Et que dire de la peine globale de 20 à 24 mois d'emprisonnement proposée par le ministère public (une peine se situant dans l'extrémité supérieure de la fourchette des peines généralement imposées à un professionnel de la santé coupable d'agression sexuelle dans le cadre d'une relation de confiance, plus particulièrement lorsque les gestes sont posés à l'endroit de plus d'une victime)? La situation de l'accusé se distingue de celles propres aux délinquants ayant reçu des peines de l'ordre de celle avancée par le ministère public. Ce dernier justifie l'ampleur de la peine proposée en s'appuyant sur les principes énoncés dans l'arrêt Friesen. On ne partage pas ce point de vue. Une lecture attentive de cet arrêt permet de conclure que la Cour suprême du Canada y préconise un ajustement à la hausse des peines infligées pour des agressions sexuelles commises sur des enfants, et non sur des adultes.
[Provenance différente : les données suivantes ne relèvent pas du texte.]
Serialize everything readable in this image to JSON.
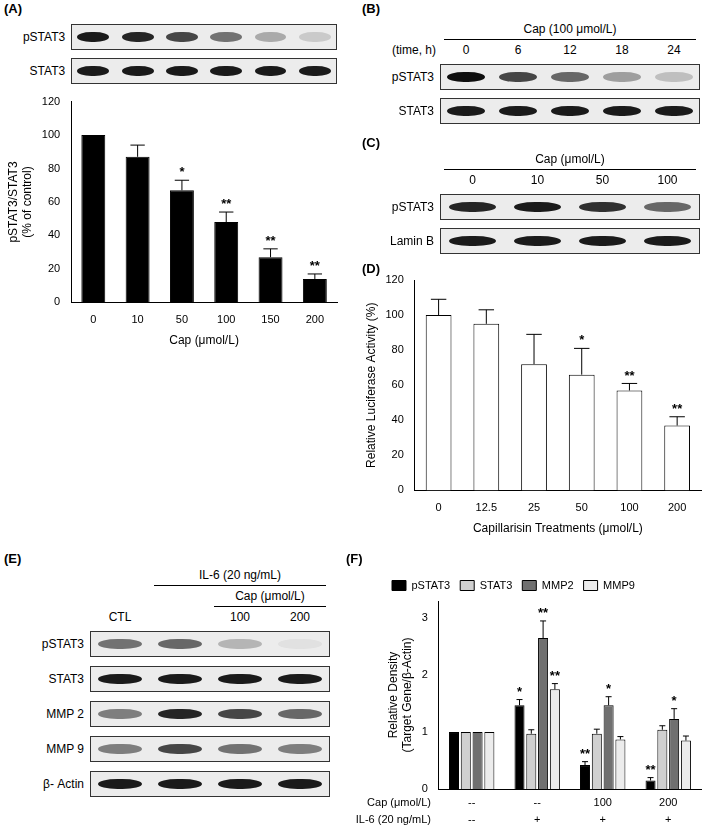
{
  "chart_data": [
    {
      "type": "bar",
      "categories": [
        "0",
        "10",
        "50",
        "100",
        "150",
        "200"
      ],
      "values": [
        100,
        87,
        67,
        48,
        27,
        14
      ],
      "errors": [
        0,
        7,
        6,
        6,
        5,
        3
      ],
      "annotations": [
        null,
        null,
        "*",
        "**",
        "**",
        "**"
      ],
      "color": "#000000",
      "x_label": "Cap (μmol/L)",
      "y_label": [
        "pSTAT3/STAT3",
        "(% of control)"
      ],
      "ylim": [
        0,
        120
      ],
      "yticks": [
        0,
        20,
        40,
        60,
        80,
        100,
        120
      ],
      "grid": false
    },
    {
      "type": "bar",
      "title": "(D)",
      "categories": [
        "0",
        "12.5",
        "25",
        "50",
        "100",
        "200"
      ],
      "values": [
        100,
        95,
        72,
        66,
        57,
        37
      ],
      "errors": [
        9,
        8,
        17,
        15,
        4,
        5
      ],
      "annotations": [
        null,
        null,
        null,
        "*",
        "**",
        "**"
      ],
      "color": "#ffffff",
      "x_label": "Capillarisin Treatments (μmol/L)",
      "y_label": "Relative Luciferase Activity (%)",
      "ylim": [
        0,
        120
      ],
      "yticks": [
        0,
        20,
        40,
        60,
        80,
        100,
        120
      ],
      "grid": false
    },
    {
      "type": "bar",
      "title": "(F)",
      "categories": [
        [
          "--",
          "--"
        ],
        [
          "--",
          "+"
        ],
        [
          "100",
          "+"
        ],
        [
          "200",
          "+"
        ]
      ],
      "x_label": [
        "Cap (μmol/L)",
        "IL-6 (20 ng/mL)"
      ],
      "y_label": [
        "Relative Density",
        "(Target Gene/β-Actin)"
      ],
      "series": [
        {
          "name": "pSTAT3",
          "color": "#000000",
          "values": [
            1,
            1.47,
            0.42,
            0.15
          ],
          "errors": [
            0,
            0.1,
            0.06,
            0.05
          ],
          "annotations": [
            null,
            "*",
            "**",
            "**"
          ]
        },
        {
          "name": "STAT3",
          "color": "#d0d0d0",
          "values": [
            1,
            0.97,
            0.97,
            1.04
          ],
          "errors": [
            0,
            0.07,
            0.08,
            0.07
          ],
          "annotations": [
            null,
            null,
            null,
            null
          ]
        },
        {
          "name": "MMP2",
          "color": "#707070",
          "values": [
            1,
            2.65,
            1.47,
            1.23
          ],
          "errors": [
            0,
            0.3,
            0.15,
            0.18
          ],
          "annotations": [
            null,
            "**",
            "*",
            "*"
          ]
        },
        {
          "name": "MMP9",
          "color": "#ececec",
          "values": [
            1,
            1.75,
            0.87,
            0.85
          ],
          "errors": [
            0,
            0.1,
            0.05,
            0.08
          ],
          "annotations": [
            null,
            "**",
            null,
            null
          ]
        }
      ],
      "legend": "upper left",
      "ylim": [
        0,
        3.3
      ],
      "yticks": [
        0,
        1,
        2,
        3
      ],
      "grid": false
    }
  ],
  "blots": [
    {
      "panel": "(A)",
      "rows": [
        {
          "label": "pSTAT3",
          "bands": [
            0.95,
            0.9,
            0.75,
            0.55,
            0.3,
            0.15
          ]
        },
        {
          "label": "STAT3",
          "bands": [
            0.95,
            0.95,
            0.95,
            0.95,
            0.95,
            0.95
          ]
        }
      ]
    },
    {
      "panel": "(B)",
      "headers": [
        {
          "text": "Cap (100 μmol/L)",
          "lanes": [
            0,
            4
          ]
        }
      ],
      "lane_label_title": "(time, h)",
      "lane_labels": [
        "0",
        "6",
        "12",
        "18",
        "24"
      ],
      "rows": [
        {
          "label": "pSTAT3",
          "bands": [
            1,
            0.75,
            0.6,
            0.35,
            0.2
          ]
        },
        {
          "label": "STAT3",
          "bands": [
            0.95,
            0.95,
            0.95,
            0.95,
            0.95
          ]
        }
      ]
    },
    {
      "panel": "(C)",
      "headers": [
        {
          "text": "Cap (μmol/L)",
          "lanes": [
            0,
            3
          ]
        }
      ],
      "lane_labels": [
        "0",
        "10",
        "50",
        "100"
      ],
      "rows": [
        {
          "label": "pSTAT3",
          "bands": [
            0.9,
            0.95,
            0.85,
            0.6
          ]
        },
        {
          "label": "Lamin B",
          "bands": [
            0.95,
            0.95,
            0.95,
            0.95
          ]
        }
      ]
    },
    {
      "panel": "(E)",
      "headers": [
        {
          "text": "IL-6 (20 ng/mL)",
          "lanes": [
            1,
            3
          ]
        },
        {
          "text": "Cap (μmol/L)",
          "lanes": [
            2,
            3
          ]
        }
      ],
      "lane_labels": [
        "CTL",
        null,
        "100",
        "200"
      ],
      "rows": [
        {
          "label": "pSTAT3",
          "bands": [
            0.55,
            0.6,
            0.25,
            0.05
          ]
        },
        {
          "label": "STAT3",
          "bands": [
            0.95,
            0.95,
            0.95,
            0.95
          ]
        },
        {
          "label": "MMP 2",
          "bands": [
            0.5,
            0.9,
            0.75,
            0.6
          ]
        },
        {
          "label": "MMP 9",
          "bands": [
            0.5,
            0.75,
            0.55,
            0.5
          ]
        },
        {
          "label": "β- Actin",
          "bands": [
            0.95,
            0.95,
            0.95,
            0.95
          ]
        }
      ]
    }
  ]
}
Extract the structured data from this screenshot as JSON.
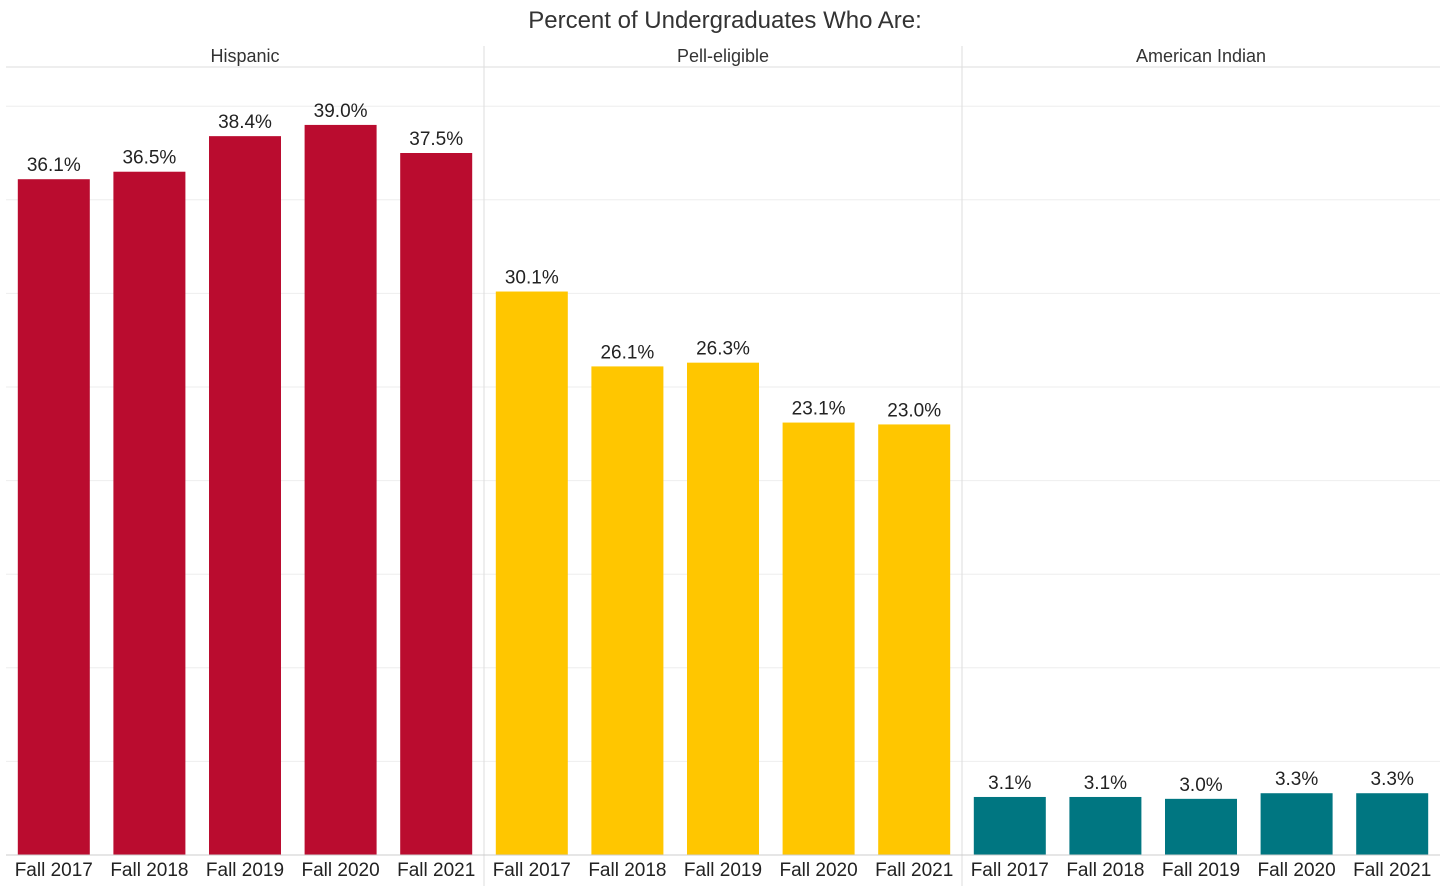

Une peine globale de 20 à 24 mois d'emprisonnement ne tiendrait pas suffisamment compte des divers facteurs atténuants et pertinents favorables à l'accusé. De plus, cette peine serait quelque peu contraire au principe de modération dans l'imposition d'une première peine d'emprisonnement. Et cette peine ne serait surtout pas conforme au principe cardinal de la proportionnalité.

Dans la présente affaire, une peine d'emprisonnement ferme à être purgée de façon continue s'impose, mais pas d'une durée avoisinant les deux ans. La présence de plusieurs facteurs d'allégement de la peine milite en faveur d'une peine ajustée à la baisse à partir de la fourchette des peines applicables dans des circonstances semblables. Ainsi, l'accusé est condamné à une peine d'emprisonnement de cinq mois pour l'agression sexuelle commise sur la première victime et à une peine d'emprisonnement de six mois pour l'agression sexuelle commise sur la deuxième victime. S'agissant de « transactions distinctes », la peine relative à la deuxième agression sexuelle sera purgée consécutivement à la peine relative à la première agression sexuelle, le tout pour un total de 11 mois d'emprisonnement. Il s'agit d'une peine globale qui respecte les principes de totalité et de proportionnalité. Une fois libéré, l'accusé sera soumis à une ordonnance de probation de deux ans avec une supervision pendant un an et demi. Des ordonnances accessoires sont également prononcées.